The original £97m contract was for the construction of two new ferries by 2018, but a government report published in December said another £110m must be spent and both ships won’t be on the seas until 2022. That’s on top of £45m of government loans to Ferguson’s, which were written off.
The Scottish Government said: “Tim Hair’s report makes clear that significant remedial work is necessary to bring the vessels up to the required standard. This work is under way and will have to be approved by appropriate regulatory bodies before entering service. Tim Hair is a qualified marine engineer and has a track record of stabilising companies in difficult situations.“We welcome the independent inquiry and have been as transparent as possible given the constraints of commercial sensitivities. We are actively engaging with the inquiry and are happy to answer any questions the committee might wish to raise.”
She Looks very unfineshed - There is a lot of deformation.
Experts warned yesterday that the partially-built ferries are risking serious damage after studying our photographs.
They pointed to potentially serious issues with the Glen Sannox, which has been left floating on the Clyde since the First Minister officially launched it in 2017.

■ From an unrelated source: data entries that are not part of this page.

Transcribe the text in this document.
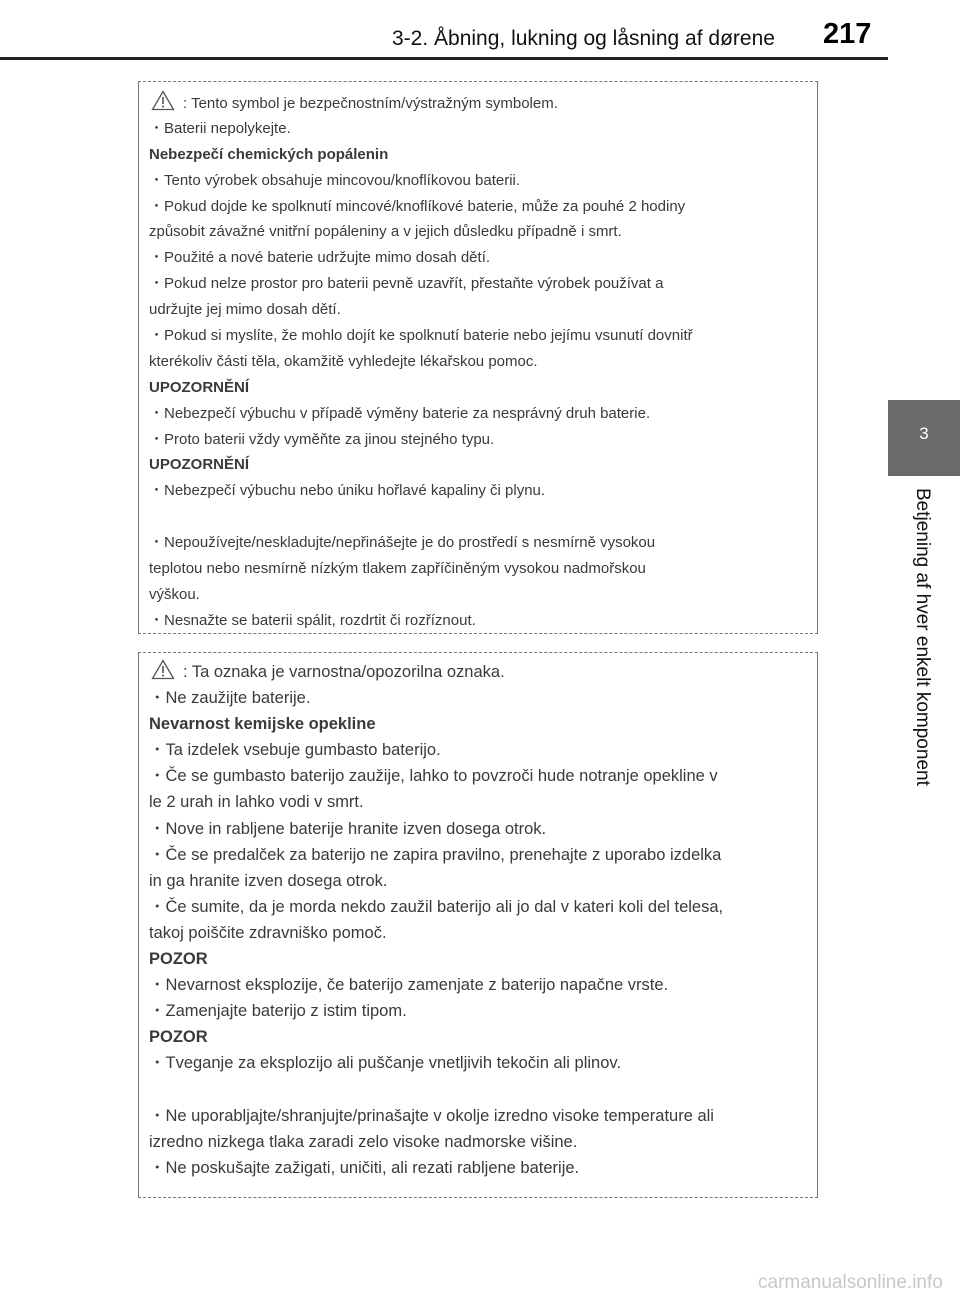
3-2. Åbning, lukning og låsning af dørene 217
3
Betjening af hver enkelt komponent
: Tento symbol je bezpečnostním/výstražným symbolem.
・Baterii nepolykejte.
Nebezpečí chemických popálenin
・Tento výrobek obsahuje mincovou/knoflíkovou baterii.
・Pokud dojde ke spolknutí mincové/knoflíkové baterie, může za pouhé 2 hodiny
způsobit závažné vnitřní popáleniny a v jejich důsledku případně i smrt.
・Použité a nové baterie udržujte mimo dosah dětí.
・Pokud nelze prostor pro baterii pevně uzavřít, přestaňte výrobek používat a
udržujte jej mimo dosah dětí.
・Pokud si myslíte, že mohlo dojít ke spolknutí baterie nebo jejímu vsunutí dovnitř
kterékoliv části těla, okamžitě vyhledejte lékařskou pomoc.
UPOZORNĚNÍ
・Nebezpečí výbuchu v případě výměny baterie za nesprávný druh baterie.
・Proto baterii vždy vyměňte za jinou stejného typu.
UPOZORNĚNÍ
・Nebezpečí výbuchu nebo úniku hořlavé kapaliny či plynu.
・Nepoužívejte/neskladujte/nepřinášejte je do prostředí s nesmírně vysokou
teplotou nebo nesmírně nízkým tlakem zapříčiněným vysokou nadmořskou
výškou.
・Nesnažte se baterii spálit, rozdrtit či rozříznout.
: Ta oznaka je varnostna/opozorilna oznaka.
・Ne zaužijte baterije.
Nevarnost kemijske opekline
・Ta izdelek vsebuje gumbasto baterijo.
・Če se gumbasto baterijo zaužije, lahko to povzroči hude notranje opekline v
le 2 urah in lahko vodi v smrt.
・Nove in rabljene baterije hranite izven dosega otrok.
・Če se predalček za baterijo ne zapira pravilno, prenehajte z uporabo izdelka
in ga hranite izven dosega otrok.
・Če sumite, da je morda nekdo zaužil baterijo ali jo dal v kateri koli del telesa,
takoj poiščite zdravniško pomoč.
POZOR
・Nevarnost eksplozije, če baterijo zamenjate z baterijo napačne vrste.
・Zamenjajte baterijo z istim tipom.
POZOR
・Tveganje za eksplozijo ali puščanje vnetljivih tekočin ali plinov.
・Ne uporabljajte/shranjujte/prinašajte v okolje izredno visoke temperature ali
izredno nizkega tlaka zaradi zelo visoke nadmorske višine.
・Ne poskušajte zažigati, uničiti, ali rezati rabljene baterije.
carmanualsonline.info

We showed photos of the ferry to Dr Spyros Hirdaris, a professor of maritime safety, and naval architect Laurence Hildesley. Both said the ship should have been built undercover, not left exposed to elements, which has led to rust and corrosion.They also said steel panels appear deformed, which could weaken the structural integrity.
Dr Spyros Hirdaris, a maritime safety professor at Aalto University in Finland, said: “One thing that drew my attention immediately is the indentations on the side of the ship. I would not expect to see buckled plates on the side cell of a new ship. Such structural defects weaken the hull and would lead me to examine the quality assurance during construction. In open waters and bad weather, the hull may be weaker than it should be. If there was a collision accident, the consequences could be water ingress. “Looking at the overall condition of the hull, there is clearly a lot of rust. The more she stays in water without operating and following regular maintenance intervals, the more corrosion and rust will be obvious.”